You will notice: Most people will accept your limits without any problems. Setting limits is like training a muscle. The more often you do it and the more positive reactions you get from those around you, the easier it will be for you.

However, if there are people who are annoyed with or even disregard your communicated boundary, that doesn’t mean that the boundary itself is wrong. On the contrary: the negative reaction of your counterpart says something about the fact that he/she benefits selfishly if you don’t set your limits. This could be an indication that you are in an unhealthy relationship, such as a toxic friendship.

In this case, it is even more important that you remain consistent. The following formulas can help you with this. They’re deliberately written as “A and B” statements, rather than “A but B,” to signal that your opinion and that of the other person can coexist:

  • “It sounds like you don’t like my answer and I won’t change it.”
  • “It is true that I have tolerated this behavior in the past. And my needs have changed since then.”
  • “I hear what you’re saying and my answer is still no.”
  • “I’m not willing to discuss my limit with you.”

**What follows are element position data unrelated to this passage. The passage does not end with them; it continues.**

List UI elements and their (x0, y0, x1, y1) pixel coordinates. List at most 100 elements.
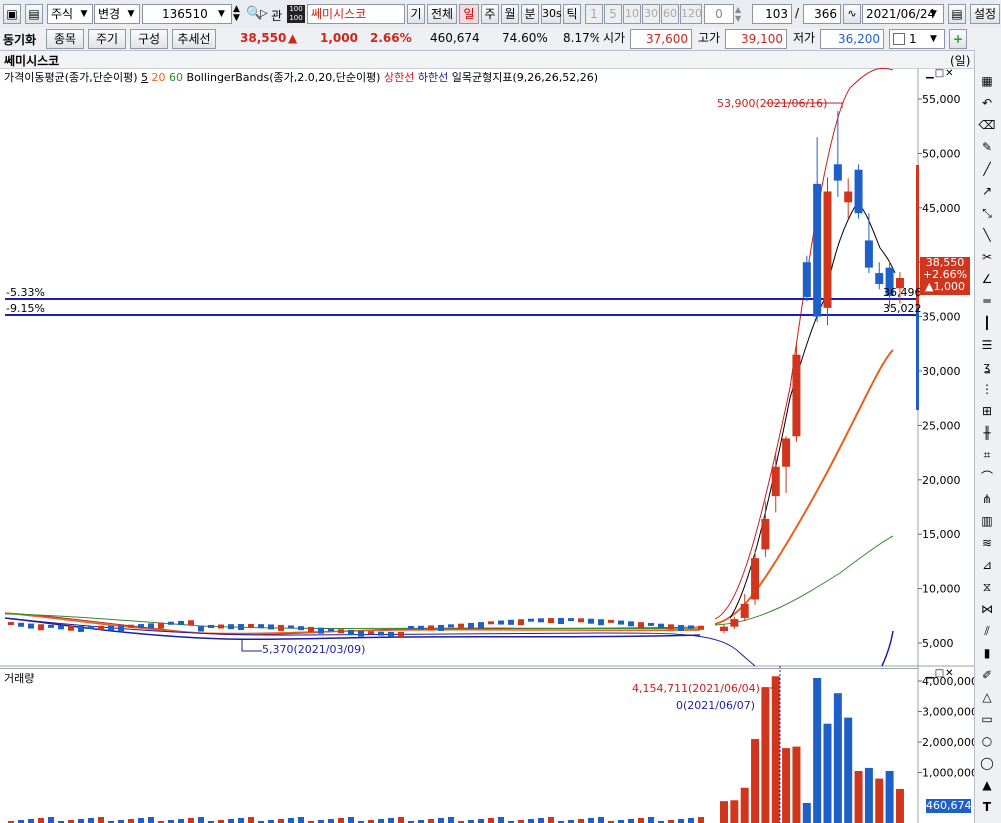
period-button-tick[interactable]: 틱 (563, 4, 581, 24)
interval-button-1[interactable]: 1 (585, 4, 603, 24)
chevron-down-icon[interactable]: ▼ (930, 30, 944, 48)
fibonacci-icon[interactable]: ⋮ (978, 380, 996, 398)
horizontal-line-icon[interactable]: ═ (978, 292, 996, 310)
triangle-icon[interactable]: △ (978, 688, 996, 706)
ray-icon[interactable]: ⤡ (978, 204, 996, 222)
speed-line-icon[interactable]: ≋ (978, 534, 996, 552)
history-volume-bar (698, 817, 704, 823)
history-candle (288, 625, 294, 629)
compose-button[interactable]: 구성 (130, 29, 168, 49)
save-icon[interactable]: ▤ (948, 4, 966, 24)
period-button-0[interactable]: 기 (407, 4, 425, 24)
arc-icon[interactable]: ⌒ (978, 468, 996, 486)
vertical-line-icon[interactable]: ┃ (978, 314, 996, 332)
interval-button-10[interactable]: 10 (623, 4, 641, 24)
period-button[interactable]: 주기 (88, 29, 126, 49)
interval-button-30[interactable]: 30 (642, 4, 660, 24)
fan-icon[interactable]: ⌗ (978, 446, 996, 464)
chart-title-bar: 쎄미시스코 (일) (0, 51, 1001, 69)
undo-icon[interactable]: ↶ (978, 94, 996, 112)
stepper-icon[interactable]: ▲ ▼ (233, 5, 245, 23)
period-line-icon[interactable]: ╫ (978, 424, 996, 442)
stepper-icon[interactable]: ▲ ▼ (735, 5, 747, 23)
pen-icon[interactable]: ✐ (978, 666, 996, 684)
parallel-icon[interactable]: ⫽ (978, 622, 996, 640)
related-label[interactable]: 관 (271, 7, 282, 24)
period-button-30s[interactable]: 30s (541, 4, 562, 24)
text-icon[interactable]: T (978, 798, 996, 816)
pitchfork-icon[interactable]: ⋔ (978, 490, 996, 508)
interval-button-5[interactable]: 5 (604, 4, 622, 24)
chevron-down-icon[interactable]: ▼ (76, 5, 92, 23)
custom-interval-input[interactable]: 0 (704, 4, 734, 24)
ellipse-icon[interactable]: ◯ (978, 754, 996, 772)
grid-icon[interactable]: ▥ (978, 512, 996, 530)
history-volume-bar (678, 819, 684, 823)
history-volume-bar (328, 819, 334, 823)
chevron-down-icon[interactable]: ▼ (930, 5, 944, 23)
period-button-daily[interactable]: 일 (459, 4, 479, 24)
history-volume-bar (388, 818, 394, 823)
cycle-icon[interactable]: ⧖ (978, 578, 996, 596)
channel-icon[interactable]: ☰ (978, 336, 996, 354)
history-volume-bar (298, 817, 304, 823)
display-count-input[interactable]: 103 (752, 4, 792, 24)
history-candle (398, 631, 404, 638)
interval-button-120[interactable]: 120 (680, 4, 702, 24)
volume-bar (720, 801, 728, 823)
history-volume-bar (348, 817, 354, 823)
circle-icon[interactable]: ○ (978, 732, 996, 750)
wave-icon[interactable]: ⋈ (978, 600, 996, 618)
chevron-down-icon[interactable]: ▼ (123, 5, 139, 23)
crosshair-icon[interactable]: ▦ (978, 72, 996, 90)
history-candle (298, 626, 304, 631)
period-button-1[interactable]: 전체 (427, 4, 457, 24)
chart-canvas[interactable]: 55,00050,00045,00040,00035,00030,00025,0… (0, 68, 975, 823)
zigzag-icon[interactable]: ʓ (978, 358, 996, 376)
add-icon[interactable]: + (949, 29, 967, 49)
history-candle (438, 624, 444, 631)
trendline-1-pct: -5.33% (6, 286, 45, 299)
quote-icon[interactable]: 100 100 (287, 5, 305, 23)
period-button-monthly[interactable]: 월 (501, 4, 519, 24)
history-volume-bar (588, 818, 594, 823)
trendline-2-value: 35,022 (883, 302, 922, 315)
trendline-button[interactable]: 추세선 (172, 29, 216, 49)
pencil-icon[interactable]: ✎ (978, 138, 996, 156)
history-candle (528, 618, 534, 622)
up-marker-icon[interactable]: ▲ (978, 776, 996, 794)
low-annotation: 5,370(2021/03/09) (262, 643, 366, 656)
settings-button[interactable]: 설정 (970, 4, 1000, 24)
diagonal-icon[interactable]: ╲ (978, 226, 996, 244)
history-candle (388, 631, 394, 637)
eraser-icon[interactable]: ⌫ (978, 116, 996, 134)
regression-icon[interactable]: ⊿ (978, 556, 996, 574)
current-volume-tag: 460,674 (926, 799, 972, 813)
history-candle (228, 624, 234, 630)
history-candle (538, 618, 544, 623)
history-candle (178, 620, 184, 625)
history-volume-bar (548, 817, 554, 823)
volume-bar (802, 803, 811, 823)
window-icon[interactable]: ▣ (3, 4, 21, 24)
history-candle (98, 625, 104, 630)
history-candle (48, 624, 54, 628)
period-button-weekly[interactable]: 주 (481, 4, 499, 24)
period-button-minute[interactable]: 분 (521, 4, 539, 24)
arrow-line-icon[interactable]: ↗ (978, 182, 996, 200)
tool-icon[interactable]: ✂ (978, 248, 996, 266)
angle-icon[interactable]: ∠ (978, 270, 996, 288)
chevron-down-icon[interactable]: ▼ (218, 5, 232, 23)
search-icon[interactable]: 🔍 (246, 5, 262, 23)
bars-icon[interactable]: ▮ (978, 644, 996, 662)
line-icon[interactable]: ╱ (978, 160, 996, 178)
candle-body (792, 354, 801, 437)
stock-button[interactable]: 종목 (46, 29, 84, 49)
rectangle-icon[interactable]: ▭ (978, 710, 996, 728)
chart-type-icon[interactable]: ∿ (843, 4, 861, 24)
interval-button-60[interactable]: 60 (661, 4, 679, 24)
gann-icon[interactable]: ⊞ (978, 402, 996, 420)
layout-icon[interactable]: ▤ (25, 4, 43, 24)
turnover-ratio: 8.17% (563, 31, 602, 45)
history-candle (138, 624, 144, 629)
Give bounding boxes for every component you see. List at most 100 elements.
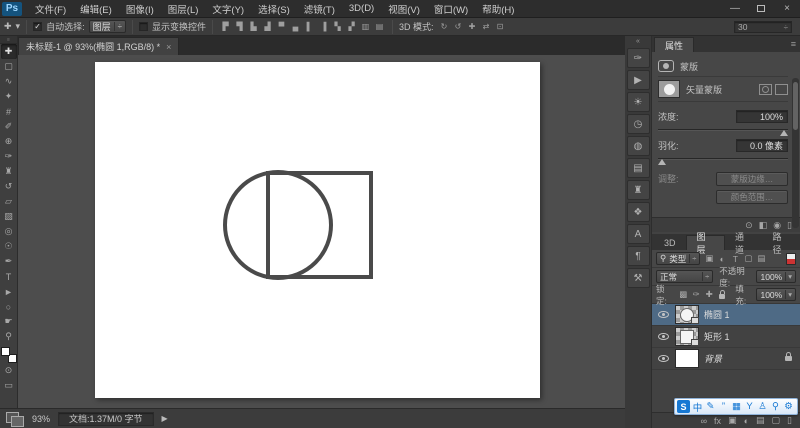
- type-tool[interactable]: T: [1, 269, 17, 284]
- filter-switch[interactable]: [786, 252, 796, 265]
- status-options-arrow[interactable]: ▶: [162, 414, 168, 423]
- menu-item[interactable]: 视图(V): [381, 2, 427, 16]
- document-canvas[interactable]: [95, 62, 540, 398]
- tab-layers[interactable]: 图层: [685, 232, 726, 255]
- distribute-vertical-centers-icon[interactable]: ▐: [317, 20, 330, 33]
- color-swatches[interactable]: [0, 347, 17, 363]
- ime-account-icon[interactable]: ♙: [757, 400, 768, 413]
- lock-transparent-pixels-icon[interactable]: ▩: [677, 289, 689, 301]
- menu-item[interactable]: 图层(L): [161, 2, 206, 16]
- history-brush-tool[interactable]: ↺: [1, 179, 17, 194]
- zoom-tool[interactable]: ⚲: [1, 329, 17, 344]
- navigator-panel-icon[interactable]: ▤: [626, 158, 650, 178]
- apply-mask-icon[interactable]: ◧: [759, 220, 768, 231]
- density-slider-thumb[interactable]: [780, 130, 788, 136]
- crop-tool[interactable]: #: [1, 104, 17, 119]
- lock-all-icon[interactable]: [719, 289, 726, 299]
- layer-row-background[interactable]: 背景: [652, 348, 800, 370]
- 3d-slide-icon[interactable]: ⇄: [480, 20, 493, 33]
- align-horizontal-centers-icon[interactable]: ▀: [275, 20, 288, 33]
- visibility-toggle[interactable]: [656, 311, 670, 318]
- add-layer-mask-icon[interactable]: ▣: [728, 415, 737, 426]
- ime-toolbox-icon[interactable]: ⚙: [783, 400, 794, 413]
- quick-selection-tool[interactable]: ✦: [1, 89, 17, 104]
- adjustment-layer-icon[interactable]: ◐: [744, 416, 749, 426]
- restore-button[interactable]: [748, 0, 774, 17]
- menu-item[interactable]: 滤镜(T): [297, 2, 342, 16]
- filter-smart-objects-icon[interactable]: ▤: [755, 253, 767, 265]
- arrange-documents-icon[interactable]: [6, 412, 24, 427]
- brush-presets-panel-icon[interactable]: ✑: [626, 48, 650, 68]
- tool-presets-panel-icon[interactable]: ⚒: [626, 268, 650, 288]
- ellipse-shape[interactable]: [223, 170, 333, 280]
- ime-search-icon[interactable]: ⚲: [770, 400, 781, 413]
- layer-thumbnail[interactable]: [675, 349, 699, 368]
- align-bottom-edges-icon[interactable]: ▙: [247, 20, 260, 33]
- filter-pixel-layers-icon[interactable]: ▣: [703, 253, 715, 265]
- brush-tool[interactable]: ✑: [1, 149, 17, 164]
- mask-thumbnail[interactable]: [658, 80, 680, 98]
- path-selection-tool[interactable]: ►: [1, 284, 17, 299]
- options-value-field[interactable]: 30 ÷: [734, 21, 792, 33]
- tab-properties[interactable]: 属性: [654, 37, 695, 52]
- foreground-color-swatch[interactable]: [0, 347, 10, 356]
- tab-channels[interactable]: 通道: [725, 232, 763, 255]
- feather-value[interactable]: 0.0 像素: [736, 139, 788, 152]
- eraser-tool[interactable]: ▱: [1, 194, 17, 209]
- spot-healing-brush-tool[interactable]: ⊕: [1, 134, 17, 149]
- history-panel-icon[interactable]: ◷: [626, 114, 650, 134]
- tool-preset-arrow-icon[interactable]: ▾: [16, 21, 21, 32]
- mask-edge-button[interactable]: 蒙版边缘…: [716, 172, 788, 186]
- delete-layer-icon[interactable]: ▯: [787, 415, 792, 426]
- distribute-right-edges-icon[interactable]: ▤: [373, 20, 386, 33]
- fill-field[interactable]: 100% ▾: [756, 288, 796, 301]
- blur-tool[interactable]: ◎: [1, 224, 17, 239]
- pen-tool[interactable]: ✒: [1, 254, 17, 269]
- feather-slider[interactable]: [658, 158, 788, 165]
- filter-type-dropdown[interactable]: ⚲ 类型 ÷: [656, 252, 701, 265]
- distribute-top-edges-icon[interactable]: ▌: [303, 20, 316, 33]
- distribute-horizontal-centers-icon[interactable]: ▥: [359, 20, 372, 33]
- layer-name[interactable]: 椭圆 1: [704, 308, 730, 321]
- minimize-button[interactable]: —: [722, 0, 748, 17]
- 3d-scale-icon[interactable]: ⊡: [494, 20, 507, 33]
- tab-close-icon[interactable]: ×: [166, 42, 171, 52]
- menu-item[interactable]: 图像(I): [119, 2, 161, 16]
- panel-menu-icon[interactable]: ≡: [791, 39, 796, 49]
- color-range-button[interactable]: 颜色范围…: [716, 190, 788, 204]
- show-transform-checkbox[interactable]: [139, 22, 148, 31]
- eyedropper-tool[interactable]: ✐: [1, 119, 17, 134]
- 3d-rotate-icon[interactable]: ↻: [438, 20, 451, 33]
- distribute-bottom-edges-icon[interactable]: ▚: [331, 20, 344, 33]
- layer-name[interactable]: 矩形 1: [704, 330, 730, 343]
- ime-logo-icon[interactable]: S: [677, 400, 690, 413]
- character-panel-icon[interactable]: A: [626, 224, 650, 244]
- distribute-left-edges-icon[interactable]: ▞: [345, 20, 358, 33]
- move-tool[interactable]: ✚: [0, 44, 17, 59]
- paragraph-panel-icon[interactable]: ¶: [626, 246, 650, 266]
- menu-item[interactable]: 窗口(W): [427, 2, 475, 16]
- menu-item[interactable]: 编辑(E): [73, 2, 119, 16]
- lasso-tool[interactable]: ∿: [1, 74, 17, 89]
- layer-name[interactable]: 背景: [704, 352, 722, 365]
- tab-3d[interactable]: 3D: [654, 235, 686, 250]
- styles-panel-icon[interactable]: ☀: [626, 92, 650, 112]
- marquee-tool[interactable]: ▢: [1, 59, 17, 74]
- filter-shape-layers-icon[interactable]: ▢: [742, 253, 754, 265]
- ime-emoji-icon[interactable]: ▦: [731, 400, 742, 413]
- gradient-tool[interactable]: ▨: [1, 209, 17, 224]
- menu-item[interactable]: 帮助(H): [475, 2, 521, 16]
- layer-thumbnail[interactable]: [675, 305, 699, 324]
- ellipse-tool[interactable]: ○: [1, 299, 17, 314]
- align-top-edges-icon[interactable]: ▛: [219, 20, 232, 33]
- visibility-toggle[interactable]: [656, 333, 670, 340]
- blend-mode-dropdown[interactable]: 正常 ÷: [656, 270, 714, 283]
- menu-item[interactable]: 文件(F): [28, 2, 73, 16]
- quick-mask-button[interactable]: ⊙: [1, 363, 17, 378]
- 3d-roll-icon[interactable]: ↺: [452, 20, 465, 33]
- link-layers-icon[interactable]: ∞: [701, 416, 707, 426]
- hand-tool[interactable]: ☛: [1, 314, 17, 329]
- menu-item[interactable]: 3D(D): [342, 3, 381, 14]
- add-pixel-mask-button[interactable]: [759, 83, 772, 95]
- rectangle-shape[interactable]: [266, 171, 373, 279]
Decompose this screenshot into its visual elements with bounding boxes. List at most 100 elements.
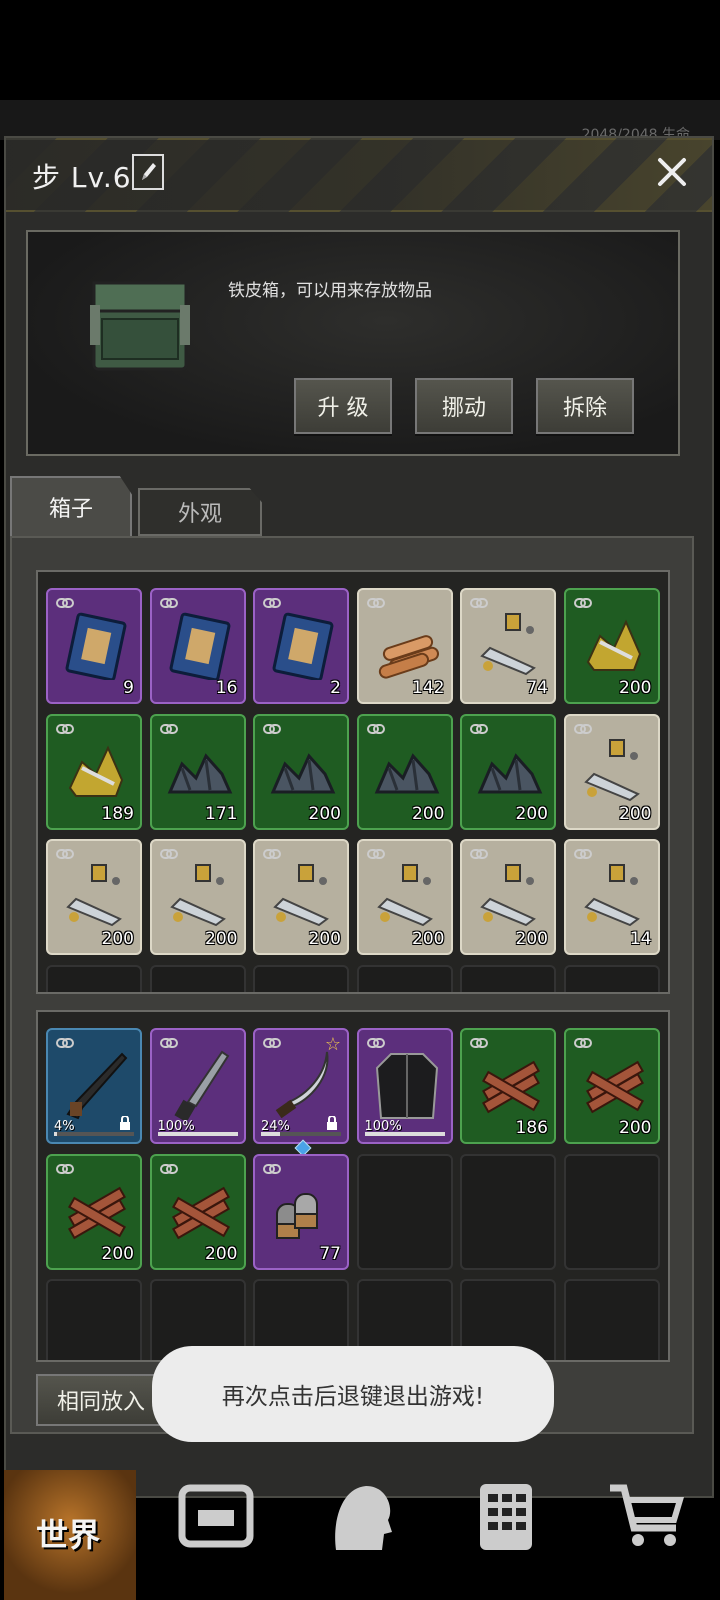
item-slot-sword[interactable]: ☆ 24%: [253, 1028, 349, 1157]
item-slot-logs[interactable]: 142: [356, 588, 453, 704]
item-slot-ore[interactable]: 200: [253, 713, 349, 830]
item-slot-ore[interactable]: 200: [356, 713, 453, 830]
bound-link-icon: [573, 849, 592, 859]
item-slot-scrap[interactable]: 74: [460, 588, 556, 704]
scrap-icon: [480, 613, 536, 676]
dismantle-button[interactable]: 拆除: [536, 378, 634, 434]
edit-name-button[interactable]: [132, 154, 164, 190]
ore-icon: [477, 752, 543, 793]
crafting-calculator-icon[interactable]: [466, 1480, 546, 1550]
backpack-icon[interactable]: [176, 1480, 256, 1550]
bound-link-icon: [366, 723, 385, 734]
item-count: 200: [412, 803, 445, 824]
scrap-icon: [169, 864, 226, 927]
item-slot-scrap[interactable]: 200: [149, 839, 246, 955]
ore-icon: [167, 752, 232, 793]
bound-link-icon: [263, 1038, 281, 1048]
empty-slot[interactable]: [563, 1279, 660, 1360]
empty-slot[interactable]: [253, 964, 349, 992]
bound-link-icon: [366, 1038, 385, 1048]
lock-icon: [327, 1116, 337, 1130]
rifle-icon: [66, 1052, 128, 1120]
item-count: 16: [215, 678, 238, 698]
durability-bar: [364, 1132, 445, 1136]
item-count: 200: [308, 803, 341, 824]
box-storage-grid[interactable]: 9 16 2 142 74 200 189 171 200 200 200 200 200 200 200 2…: [36, 570, 670, 994]
item-count: 200: [308, 929, 341, 949]
scrap-icon: [66, 864, 122, 927]
shop-cart-icon[interactable]: [606, 1480, 686, 1550]
character-head-icon[interactable]: [322, 1480, 402, 1550]
book-icon: [169, 612, 230, 680]
empty-slot[interactable]: [46, 1279, 142, 1360]
bound-link-icon: [56, 1163, 74, 1174]
item-slot-wood[interactable]: 200: [46, 1153, 142, 1270]
item-count: 14: [629, 929, 652, 949]
scrap-icon: [583, 864, 640, 927]
wood-icon: [482, 1060, 540, 1114]
empty-slot[interactable]: [356, 1153, 453, 1270]
bound-link-icon: [573, 723, 592, 734]
tab-box[interactable]: 箱子: [10, 476, 132, 538]
item-slot-book[interactable]: 16: [149, 588, 246, 704]
book-icon: [65, 612, 127, 680]
item-slot-knife[interactable]: 100%: [149, 1028, 246, 1144]
empty-slot[interactable]: [563, 1153, 660, 1270]
item-slot-scrap[interactable]: 200: [356, 839, 453, 955]
wood-icon: [585, 1060, 644, 1114]
item-slot-book[interactable]: 2: [253, 588, 349, 704]
item-count: 189: [101, 803, 134, 824]
item-slot-scrap[interactable]: 14: [563, 839, 660, 955]
item-slot-wood[interactable]: 200: [149, 1153, 246, 1270]
item-slot-wood[interactable]: 186: [460, 1028, 556, 1144]
move-button[interactable]: 挪动: [415, 378, 513, 434]
wood-icon: [171, 1186, 230, 1239]
bound-link-icon: [263, 849, 281, 859]
put-same-button[interactable]: 相同放入: [36, 1374, 166, 1426]
scrap-icon: [480, 864, 536, 927]
item-count: 200: [412, 929, 445, 949]
bound-link-icon: [159, 723, 178, 734]
item-count: 200: [515, 803, 548, 824]
item-count: 74: [526, 678, 548, 698]
close-button[interactable]: [654, 154, 690, 190]
item-count: 200: [515, 929, 548, 949]
item-slot-scrap[interactable]: 200: [563, 713, 660, 830]
item-count: 200: [101, 1243, 134, 1264]
item-slot-book[interactable]: 9: [46, 588, 142, 704]
item-slot-rifle[interactable]: 4%: [46, 1028, 142, 1144]
item-count: 77: [319, 1243, 341, 1264]
tab-appearance[interactable]: 外观: [138, 488, 262, 536]
item-slot-junk[interactable]: 189: [46, 713, 142, 830]
junk-icon: [586, 619, 641, 671]
item-count: 171: [205, 803, 238, 824]
upgrade-button[interactable]: 升 级: [294, 378, 392, 434]
item-slot-coat[interactable]: 100%: [356, 1028, 453, 1144]
empty-slot[interactable]: [149, 964, 246, 992]
bound-link-icon: [366, 598, 385, 608]
empty-slot[interactable]: [563, 964, 660, 992]
junk-icon: [68, 745, 124, 797]
item-slot-ammo[interactable]: 77: [253, 1153, 349, 1270]
item-slot-ore[interactable]: 171: [149, 713, 246, 830]
bound-link-icon: [470, 723, 488, 734]
item-slot-junk[interactable]: 200: [563, 588, 660, 704]
empty-slot[interactable]: [460, 1153, 556, 1270]
backpack-grid[interactable]: 4% 100% ☆ 24% 100% 186 200 200 200 77: [36, 1010, 670, 1362]
item-count: 200: [205, 1243, 238, 1264]
item-slot-wood[interactable]: 200: [563, 1028, 660, 1144]
item-slot-scrap[interactable]: 200: [46, 839, 142, 955]
item-count: 9: [123, 678, 134, 698]
item-slot-scrap[interactable]: 200: [253, 839, 349, 955]
bound-link-icon: [263, 1163, 281, 1174]
empty-slot[interactable]: [460, 964, 556, 992]
bound-link-icon: [56, 849, 74, 859]
bound-link-icon: [573, 1038, 592, 1048]
item-slot-scrap[interactable]: 200: [460, 839, 556, 955]
item-slot-ore[interactable]: 200: [460, 713, 556, 830]
empty-slot[interactable]: [46, 964, 142, 992]
bound-link-icon: [470, 1038, 488, 1048]
bound-link-icon: [159, 598, 178, 608]
empty-slot[interactable]: [356, 964, 453, 992]
bound-link-icon: [159, 1163, 178, 1174]
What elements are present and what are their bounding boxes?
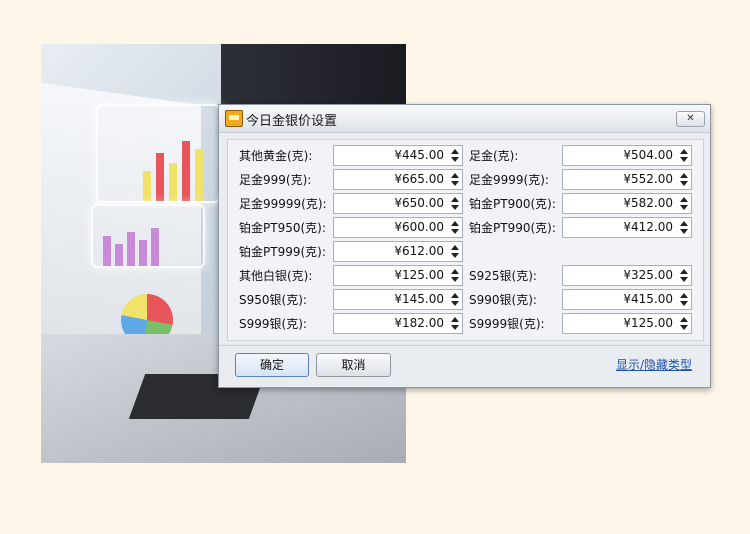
dialog-title: 今日金银价设置	[246, 114, 338, 129]
price-value: ¥125.00	[623, 316, 673, 330]
field-label: 铂金PT900(克):	[469, 197, 556, 211]
price-value: ¥182.00	[394, 316, 444, 330]
price-spinbox[interactable]: ¥415.00	[562, 289, 692, 310]
spin-arrows-icon[interactable]	[450, 243, 460, 260]
price-value: ¥145.00	[394, 292, 444, 306]
spin-arrows-icon[interactable]	[450, 147, 460, 164]
field-label: 其他黄金(克):	[239, 149, 313, 163]
price-spinbox[interactable]: ¥504.00	[562, 145, 692, 166]
spin-arrows-icon[interactable]	[450, 219, 460, 236]
price-spinbox[interactable]: ¥650.00	[333, 193, 463, 214]
spin-arrows-icon[interactable]	[679, 171, 689, 188]
field-label: 铂金PT990(克):	[469, 221, 556, 235]
price-spinbox[interactable]: ¥125.00	[562, 313, 692, 334]
price-spinbox[interactable]: ¥612.00	[333, 241, 463, 262]
spin-arrows-icon[interactable]	[679, 195, 689, 212]
field-label: 足金9999(克):	[469, 173, 549, 187]
price-value: ¥125.00	[394, 268, 444, 282]
spin-arrows-icon[interactable]	[450, 267, 460, 284]
gold-silver-price-dialog: 今日金银价设置 ✕ 其他黄金(克): ¥445.00 足金(克): ¥504.0…	[218, 104, 711, 388]
price-value: ¥612.00	[394, 244, 444, 258]
field-label: S990银(克):	[469, 293, 537, 307]
price-spinbox[interactable]: ¥445.00	[333, 145, 463, 166]
field-label: S950银(克):	[239, 293, 307, 307]
spin-arrows-icon[interactable]	[679, 267, 689, 284]
field-label: 其他白银(克):	[239, 269, 313, 283]
ok-button[interactable]: 确定	[235, 353, 309, 377]
price-spinbox[interactable]: ¥600.00	[333, 217, 463, 238]
price-value: ¥415.00	[623, 292, 673, 306]
price-value: ¥552.00	[623, 172, 673, 186]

Important: Especially in the beginning, it can happen that you doubt your own boundaries, especially when someone reacts negatively to them. In this case, it’s helpful to talk to someone you trust, who is ideally good at setting boundaries themselves, and get validated in your boundary. This can be a friend, your partner, family members or even a therapist. With practice, you’ll become more confident and no longer need reassurance that your limit is okay.

Setting limits: That’s why it’s so difficult for some people

Setting boundaries is very challenging for some.
Setting boundaries is very challenging for some.
(Photo: CC0 / Pixabay / xusenru)

Some people find it harder than others to set their boundaries. The reasons for this are manifold and can lie hidden in early childhood imprints:

  • You fear love withdrawal and rejection if you draw a line.
  • You don’t want to disappoint other people.
  • You avoid conflict and arguments at all costs.
  • Always being available makes you feel important and needed.
  • You put the needs of others before your own well-being. Read more about the so-called helper syndrome in our guide on the topic.

It can be challenging to change these behaviors on your own. If you find yourself unable to set and maintain healthy boundaries despite several attempts, it may be wise to seek professional help from a therapist through this process.